La publication d’Eugénie sur Instagram a fait grand bruit (plusieurs parents ont rapporté des expériences similaires dans d’autres hôpitaux)… et a fini par être portée à l’attention de Nadège Staco, jusqu’à tout récemment infirmière-chef à la maison des naissances du CHUM (elle vient d’être nommée coordonnatrice par intérim). “À l’époque, ça me faisait tellement mal de savoir qu’un de mes patients avait vécu ça”, confie M.moi Staco, présent à la visioconférence.

L’inclusion lui est chère. Son équipe tente de changer le nom donné à la maison de naissance du CHUM – l’Unité mère-enfant – qui exclut d’emblée les pères et les personnes non binaires. Récemment, l’équipe du CHUM a également rencontré une personne non binaire, avant son accouchement, pour connaître ses besoins. « Pour la box bébé, cela m’a complètement échappé », résume Nadège Staco, qui a également pris conscience des couleurs genrées des box – bleu pour les garçons, rose pour les filles.

Il y a suffisamment de stress quand on devient parent. Essayons d’atténuer ce stress du mieux que nous pouvons.

Nadège Staco, coordonnatrice par intérim à la maison de naissance du CHUM

Nadège Staco a appelé Eugénie et Judith jeudi pour leur dire qu’elles avaient été entendues et écoutées. Elle jongle entre deux options : retirer le carton (qui ne sert plus vraiment à rien en cette ère post-crèche) ou le rendre plus inclusif, en écrivant « parents » au lieu de père et mère. Eugénie propose une boîte neutre, qui pourrait être remplie à la main.

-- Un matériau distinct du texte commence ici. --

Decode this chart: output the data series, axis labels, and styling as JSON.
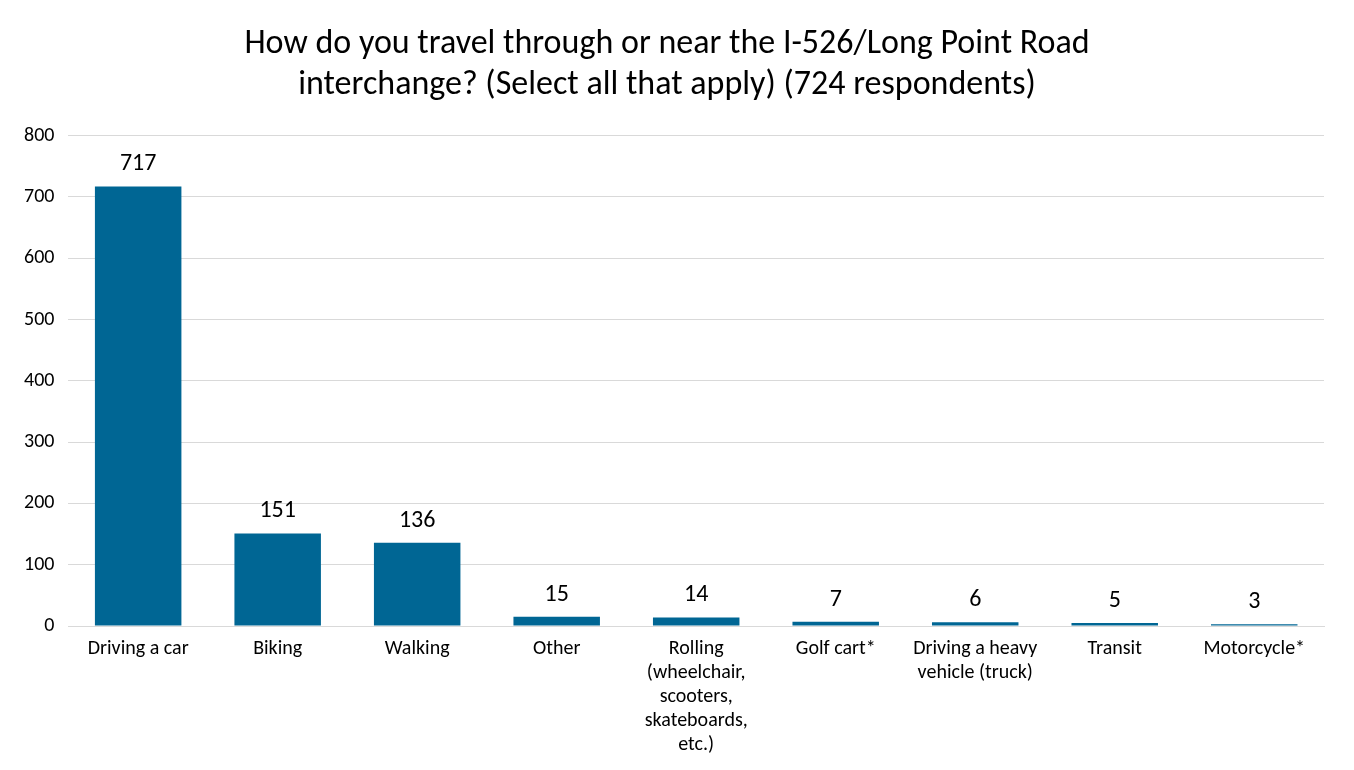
{
  "chart_data": {
    "type": "bar",
    "title": "How do you travel through or near the I-526/Long Point Road interchange? (Select all that apply) (724 respondents)",
    "categories": [
      "Driving a car",
      "Biking",
      "Walking",
      "Other",
      "Rolling (wheelchair, scooters, skateboards, etc.)",
      "Golf cart*",
      "Driving a heavy vehicle (truck)",
      "Transit",
      "Motorcycle*"
    ],
    "values": [
      717,
      151,
      136,
      15,
      14,
      7,
      6,
      5,
      3
    ],
    "color": "#006694",
    "ylim": [
      0,
      800
    ],
    "yticks": [
      0,
      100,
      200,
      300,
      400,
      500,
      600,
      700,
      800
    ],
    "grid": "y",
    "data_labels": true,
    "legend": false
  }
}
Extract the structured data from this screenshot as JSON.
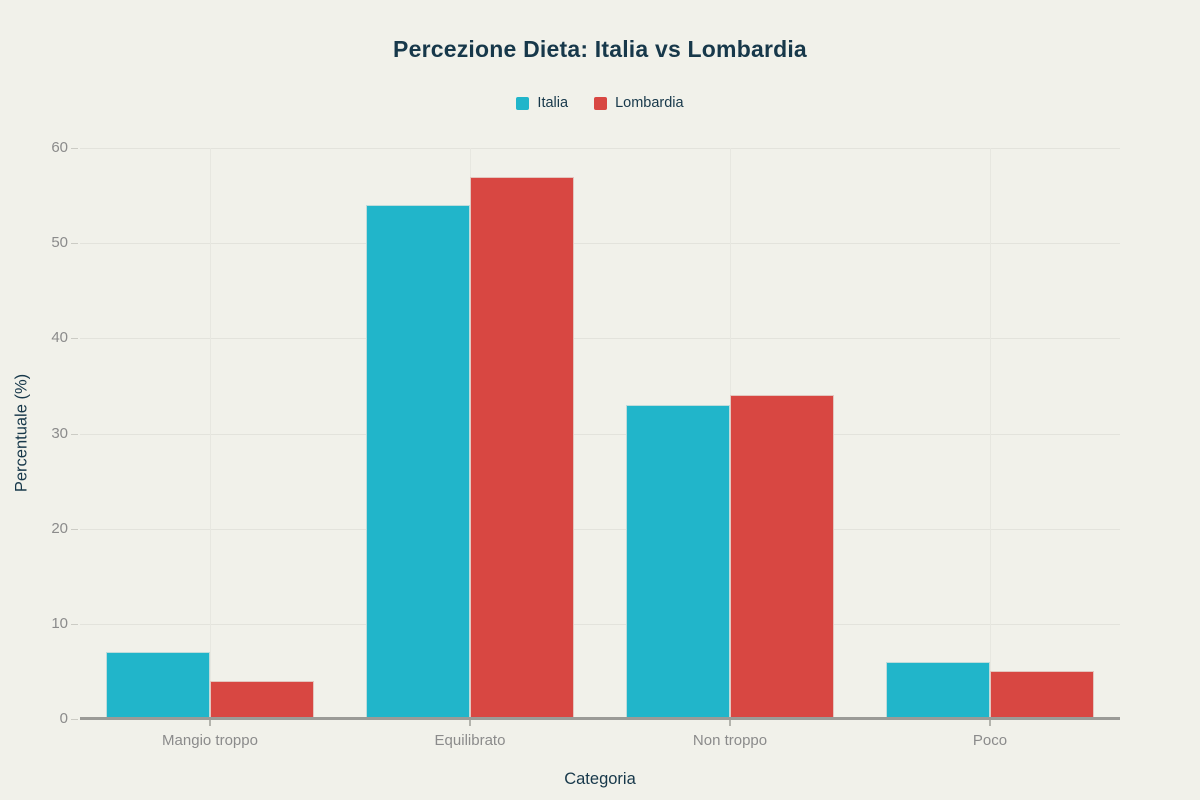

Dans le contexte actuel, où l’on assiste à une diffusion de discours haineux et ignorants envers les communautés LGBTQ+, « craignez-vous les répercussions de votre décision ? », demande Eugénie Lépine-Blondeau à Nadège Staco. «Il y aura toujours des commentaires désobligeants, mais cela ne m’empêche pas d’avancer», affirme Nadège Staco, qui souhaite également faire part de sa réflexion aux responsables d’autres maisons de naissance lors d’une prochaine réunion.

Des progrès, mais…

C’est en 2002 que les familles homoparentales ont obtenu une reconnaissance légale au Québec, et depuis, la Coalition des familles LGBT+ exige que les formulaires reflètent ces changements au Code civil. «Nous apprécions les gestes d’inclusion», affirme la codirectrice de l’organisme, Mona Greenbaum, qui souligne que d’autres hôpitaux et commissions scolaires l’ont fait dans le passé. Mais selon elle, l’ordre doit venir d’en haut. « Il faut une directive claire du gouvernement pour que chaque institution publique ait l’obligation légale d’adapter ses formulaires pour correspondre aux familles de même sexe et aussi au fait qu’on reconnaisse les personnes non binaires dans le Code civil », dit-elle. Il y a quelques années, la ministre Sonia LeBel lui disait qu’il y avait 35 000 formulaires au Québec à adapter.

Apprendre encore plus

  • 0,6%
    Selon le recensement de 2021, parmi les couples avec enfants au Québec, 5 240 sont du même sexe, transgenres ou non binaires, soit 0,6 % du total. La Coalition des familles LGBT+ estime plutôt qu’environ 50 000 enfants au Québec vivent dans une famille parentale de même sexe.